I mean, we can say that this is wontfix for clever and legitimate technical reasons (which happen in 0.01% of all the cases though), but then something will break on our side, and the product will be broken, too. cc @smola
@vmarkovtsev I only meant the SDK. This should probably be in clients or libuast
.
BTW I am perfectly fine if the positions calculator sometimes responds that it cannot infer Unicode positions reliably (because of crazy normalization, etc.) and returns nil
. We could simply skip such complex files at roughly no practical loss.
The problem is only that we can't provide those positions in the UAST, but we can always calculate them separately. This way the user won't be able to change positions directly and we won't hit cases mentioned by @creachadair.
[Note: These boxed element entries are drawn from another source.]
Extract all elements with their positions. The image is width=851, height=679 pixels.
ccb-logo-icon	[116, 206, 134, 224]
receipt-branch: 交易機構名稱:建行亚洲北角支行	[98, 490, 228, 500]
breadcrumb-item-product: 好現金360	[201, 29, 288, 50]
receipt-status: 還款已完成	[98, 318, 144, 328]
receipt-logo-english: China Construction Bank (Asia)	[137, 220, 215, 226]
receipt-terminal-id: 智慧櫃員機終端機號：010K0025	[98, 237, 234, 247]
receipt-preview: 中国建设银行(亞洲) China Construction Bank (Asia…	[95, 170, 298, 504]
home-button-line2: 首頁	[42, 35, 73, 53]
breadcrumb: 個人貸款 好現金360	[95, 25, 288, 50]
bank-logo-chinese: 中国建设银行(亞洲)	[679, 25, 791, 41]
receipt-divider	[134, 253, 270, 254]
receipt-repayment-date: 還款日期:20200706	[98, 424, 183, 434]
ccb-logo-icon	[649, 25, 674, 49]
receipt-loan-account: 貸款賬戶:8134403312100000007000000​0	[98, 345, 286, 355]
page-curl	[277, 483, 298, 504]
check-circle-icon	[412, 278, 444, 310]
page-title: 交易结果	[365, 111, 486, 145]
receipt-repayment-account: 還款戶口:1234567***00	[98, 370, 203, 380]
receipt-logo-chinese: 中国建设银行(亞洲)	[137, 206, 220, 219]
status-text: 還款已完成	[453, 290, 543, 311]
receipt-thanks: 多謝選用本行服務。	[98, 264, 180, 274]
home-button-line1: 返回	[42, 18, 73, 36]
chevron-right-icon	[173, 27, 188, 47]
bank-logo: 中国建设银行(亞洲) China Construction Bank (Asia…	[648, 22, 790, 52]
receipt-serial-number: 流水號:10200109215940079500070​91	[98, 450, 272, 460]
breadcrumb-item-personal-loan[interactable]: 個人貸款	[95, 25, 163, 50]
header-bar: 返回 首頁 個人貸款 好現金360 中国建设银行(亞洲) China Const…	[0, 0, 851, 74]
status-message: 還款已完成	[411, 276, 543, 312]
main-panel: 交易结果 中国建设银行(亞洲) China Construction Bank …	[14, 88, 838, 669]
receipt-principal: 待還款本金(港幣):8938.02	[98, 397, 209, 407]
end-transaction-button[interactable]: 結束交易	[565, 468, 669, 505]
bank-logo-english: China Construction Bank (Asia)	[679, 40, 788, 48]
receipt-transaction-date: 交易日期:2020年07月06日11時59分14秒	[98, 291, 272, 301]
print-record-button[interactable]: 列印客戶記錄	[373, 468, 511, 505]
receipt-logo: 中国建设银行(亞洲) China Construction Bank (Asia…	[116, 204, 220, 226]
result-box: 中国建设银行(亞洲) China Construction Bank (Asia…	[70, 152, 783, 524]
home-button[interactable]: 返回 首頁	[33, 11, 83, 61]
@dennwc @creachadair how do you think, what would be the best place to move this issue? I would suggest python-client first and then, if it proves to be required, implement the decided logic in libuast for other clients to benefit. WDYT?
@dennwc @creachadair how do you think, what would be the best place to move this issue? I would suggest python-client first and then, if it proves to be required, implement the decided logic in libuast for other clients to benefit. WDYT?
That seems like a reasonable approach. As long as we're careful not to make the API too specific to Python, we should be able to shift it into the shared library later.
This will be done in libuast
for Python, so it makes sense to move the issue there. Doing it now.
Not sure why, but I don't have permissions to move it to libuast
specifically. Can move to other repositories, though.
@creachadair Can you please check that permissions on SDK, libuast, bblfshd, clients and drivers are the same? Thanks!
@creachadair Can you please check that permissions on SDK, libuast, bblfshd, clients and drivers are the same? Thanks!
Done. It turns out libuast
had Maintainers set to "Write" instead of "Admin". I have now fixed it, and they all three have "Admin" for that group.
As we have recently found out, the positions of UAST nodes must be measured in bytes, not in runes. However, we require working with strings, so we had to build the conversion ourselves. This code is not straightforward. Besides, all kinds of crazy things may happen, e.g. the line number can change.
I suggest adding the function to recalculate positions to Babelfish, either as an API extension or to the clients. It is not cool to calculate them by hand, and they are different from IDE (expected) positions anyway.